When her co-workers discovered she had a bachelor’s degree in education, they encouraged her to apply for a clerical position in the main office, where she could answer phone calls from the school’s many Spanish-speaking families.

Toribio clerked for less than a year in 2011, until her position was eliminated amid the fallout from the recession. For the next three years, Toribio worked customer service in retail.

Then an assistant principal reached out because Bethesda Elementary needed a paraprofessional to work with kindergarteners in the Spanish dual language program. Toribio got the job and was promoted five years later to work in small groups with older dual language students.

“I learned more about how I could help those students to reach higher knowledge and seek their true potential, all while I was realizing my own,” Toribio said.

When Principal Katrina Larmond came to Bethesda last school year, she was shocked to learn that the woman working with students and translating for teachers had once cleaned her office.

“She has the best personality,” Larmond said. “She was willing to help anybody who asked.”

Every Monday, Larmond emails a morale-boosting quote to staff. One day last fall, the quote was, “Believe in your heart that something wonderful is about to happen. Faith will make it possible. Purpose will make it work. Passion in your heart will make it worth living.”

Toribio read it and decided to tell Larmond about her dream: to become a full-time teacher, although her English is still not perfect.

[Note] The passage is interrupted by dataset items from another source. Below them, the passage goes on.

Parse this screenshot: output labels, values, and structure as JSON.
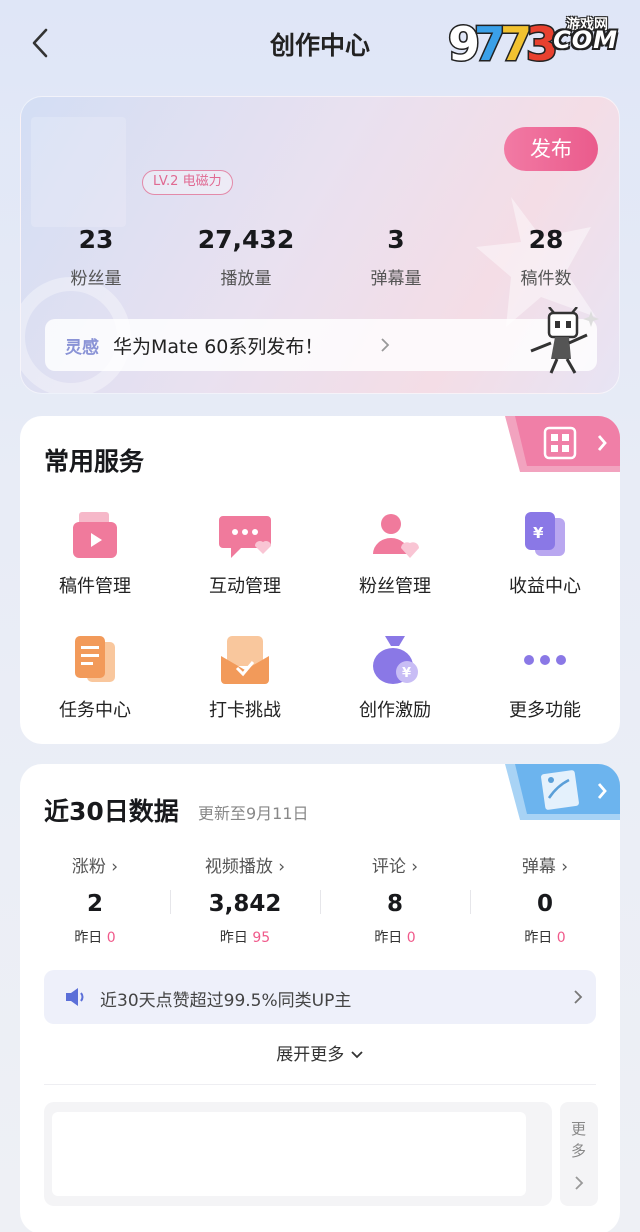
{
  "header": {
    "title": "创作中心"
  },
  "watermark": {
    "brand": "9773",
    "tag": "游戏网",
    "domain": "COM"
  },
  "profile": {
    "publish_label": "发布",
    "level_badge": "LV.2 电磁力",
    "stats": [
      {
        "value": "23",
        "label": "粉丝量"
      },
      {
        "value": "27,432",
        "label": "播放量"
      },
      {
        "value": "3",
        "label": "弹幕量"
      },
      {
        "value": "28",
        "label": "稿件数"
      }
    ],
    "inspiration": {
      "tag": "灵感",
      "text": "华为Mate 60系列发布！"
    }
  },
  "services": {
    "title": "常用服务",
    "items": [
      {
        "label": "稿件管理",
        "icon": "manuscript-icon"
      },
      {
        "label": "互动管理",
        "icon": "chat-bubble-icon"
      },
      {
        "label": "粉丝管理",
        "icon": "fans-icon"
      },
      {
        "label": "收益中心",
        "icon": "revenue-icon"
      },
      {
        "label": "任务中心",
        "icon": "task-icon"
      },
      {
        "label": "打卡挑战",
        "icon": "checkin-icon"
      },
      {
        "label": "创作激励",
        "icon": "money-bag-icon"
      },
      {
        "label": "更多功能",
        "icon": "more-dots-icon"
      }
    ]
  },
  "recent_data": {
    "title": "近30日数据",
    "update_note": "更新至9月11日",
    "metrics": [
      {
        "label": "涨粉 ›",
        "value": "2",
        "yesterday_label": "昨日",
        "yesterday_value": "0"
      },
      {
        "label": "视频播放 ›",
        "value": "3,842",
        "yesterday_label": "昨日",
        "yesterday_value": "95"
      },
      {
        "label": "评论 ›",
        "value": "8",
        "yesterday_label": "昨日",
        "yesterday_value": "0"
      },
      {
        "label": "弹幕 ›",
        "value": "0",
        "yesterday_label": "昨日",
        "yesterday_value": "0"
      }
    ],
    "notice": "近30天点赞超过99.5%同类UP主",
    "expand_label": "展开更多",
    "more_label": "更多"
  },
  "colors": {
    "accent": "#ea5b8c",
    "pink_number": "#f05a8b",
    "inspire_tag": "#8a93d6"
  }
}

“I want to be perfect, but perfection is not true,” Toribio said. “If I wait to be perfect, I was never going to be a teacher, because everyone struggles in something.”

Larmond supported Toribio’s goal, and so did the other teachers, who helped her study for the certification exam and brought her resources.

“She is really hard on herself about her language barrier, but when I see all those kids in the classroom, it does not impede the instruction that takes place,” Larmond said. “It does not impede her communication with parents.”

Toribio came into Larmond’s office in November to say she passed the certification exam on the first try. It was late afternoon and the students had gone home. Larmond, overjoyed, shared the news on the public address system. The building resonated with staffers’ cheers.

The plan was for Toribio to start teaching next school year, but the same month, a kindergarten teacher resigned. Larmond decided Toribio would take over after winter break.

The class was lagging academically and many of the students could not read, Larmond said. But now, Larmond said, Toribio’s students are now the highest performing kindergartners in the school.

Toribio’s classroom walls are festooned with colorful vocabulary words, numbers, shapes and colors. A dry-erase board on the coat rack proclaims: “In this classroom you are loved, you are important and amazing.”

On a recent day in her classroom, a dozen students were sitting at desks with laptops, spaced apart, while several more tuned in online.

“It is time to go to our reading center,” Toribio told the students.

She said good-bye to her digital students, who read independently while she convened four others around a table in the classroom. Toribio asked her small group for the setting of their story.

“If you don’t know a word, you can look at the picture and look at the words, and you can see everything matches,” she said.

While reading “Caterpillars for Lunch,” Kimora Jiles said Toribio was “the best teacher.”

“When we need help, she help us,” the 5-year-old said.